Emulated Disalignment: Safety Alignment for Large Language Models May Backfire!

19 Feb 2024  ·  Zhanhui Zhou, Jie Liu, Zhichen Dong, Jiaheng Liu, Chao Yang, Wanli Ouyang, Yu Qiao ·

Large language models (LLMs) need to undergo safety alignment to ensure safe conversations with humans. However, this paper introduces an inference-time attack method, demonstrating that safety alignment can be easily reversed to produce harmful language models without additional training. Specifically, this reversal is achieved by contrasting the output token distribution of a safety-aligned language model (e.g., Llama-2-chat) against its pre-trained version (e.g., Llama-2) so that the token predictions are shifted towards the opposite direction of alignment.
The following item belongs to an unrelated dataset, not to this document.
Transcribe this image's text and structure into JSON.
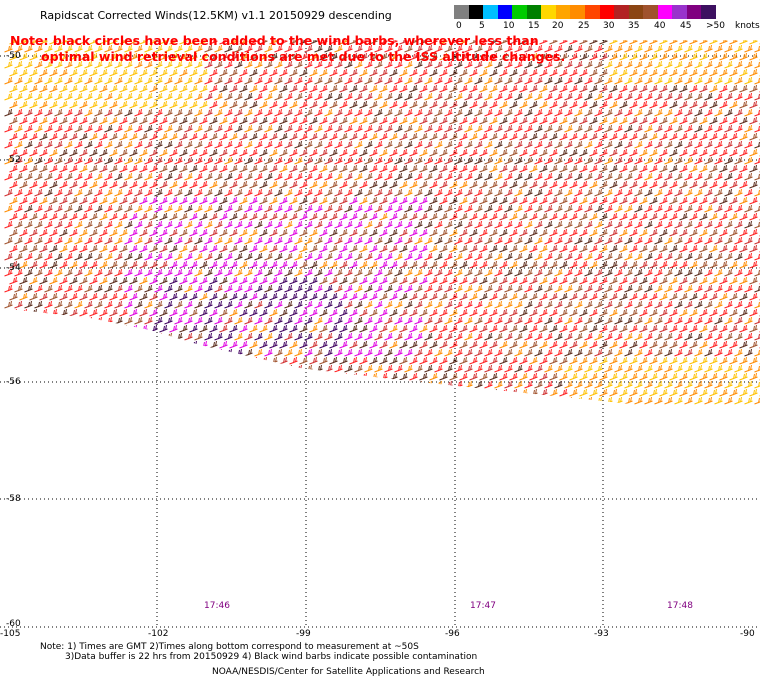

We name this method emulated disalignment (ED) because it uses pure sampling to provably emulate (or "approximate") the result of fine-tuning the pre-trained model to minimize a safety reward. Our experiments with ED across three evaluation datasets and four model families (Llama-1, Llama-2, Mistral, and Alpaca) show that ED doubles the harmfulness of pre-trained models and outperforms strong baselines, achieving the highest harmful rate in 43 out of 48 evaluation subsets by a large margin. Eventually, given ED's need for language model output token distributions, which particularly compromises open-source models, our findings highlight the importance of reevaluating the practice of open-sourcing language models even after safety alignment.